Dalam beberapa kebudayaan, kegiatan seksual hanya pantas berlaku pada pasangan yang telah menikah, sedangkan hubungan di luar nikah dan perzinaan dipandang tabu. Beberapa kegiatan seksual dianggap ilegal secara universal atau di beberapa wilayah, sementara beberapa yang lain dianggap menyimpang dari norma masyarakat atau budaya tertentu.

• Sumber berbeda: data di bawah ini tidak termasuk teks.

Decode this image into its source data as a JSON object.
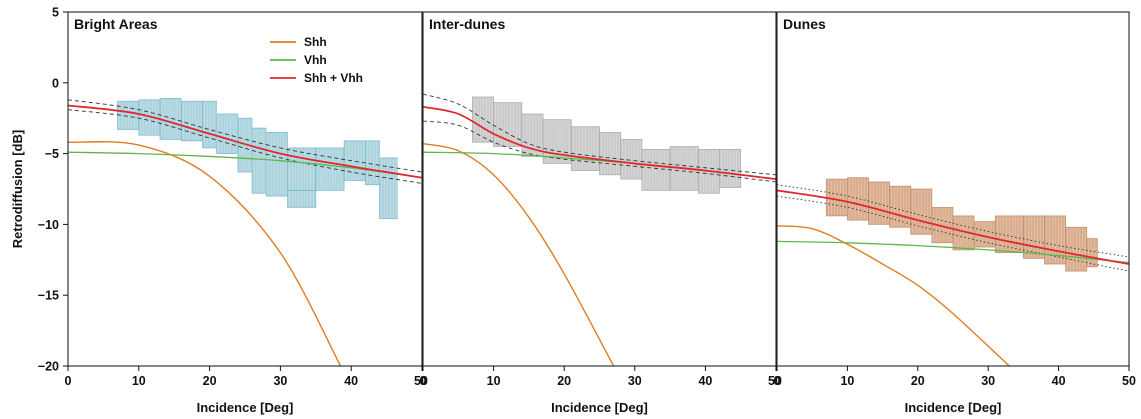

Di Indonesia yang sangat kental akan nilai kebudayaannya sehingga melakukan hubungan seks dengan lawan jenis hanya untuk yang sudah menikah. Sedangkan yang melakukan hubungan seks di luar nikah melanggar norma yang terbangun dalam masyarakat atau budaya.

Diskriminasi Perempuan

Jika kita lihat secara seksama bahwa proses diskriminasi terhadap perempuan sudah berjalan sejak sekian lama. Lebih parahnya lagi, diskriminasi sudah menjadi sebuah budaya tersendiri dalam kehidupan perempuan. Mulai dari diskriminasi yang dilakukan secara kasar, seperti pemerkosaan, kekerasan. Dan juga diskriminasi secara halus, seperti pelecehan dan menggoda di jalanan, atau menyakiti dan menyinggung perasaan.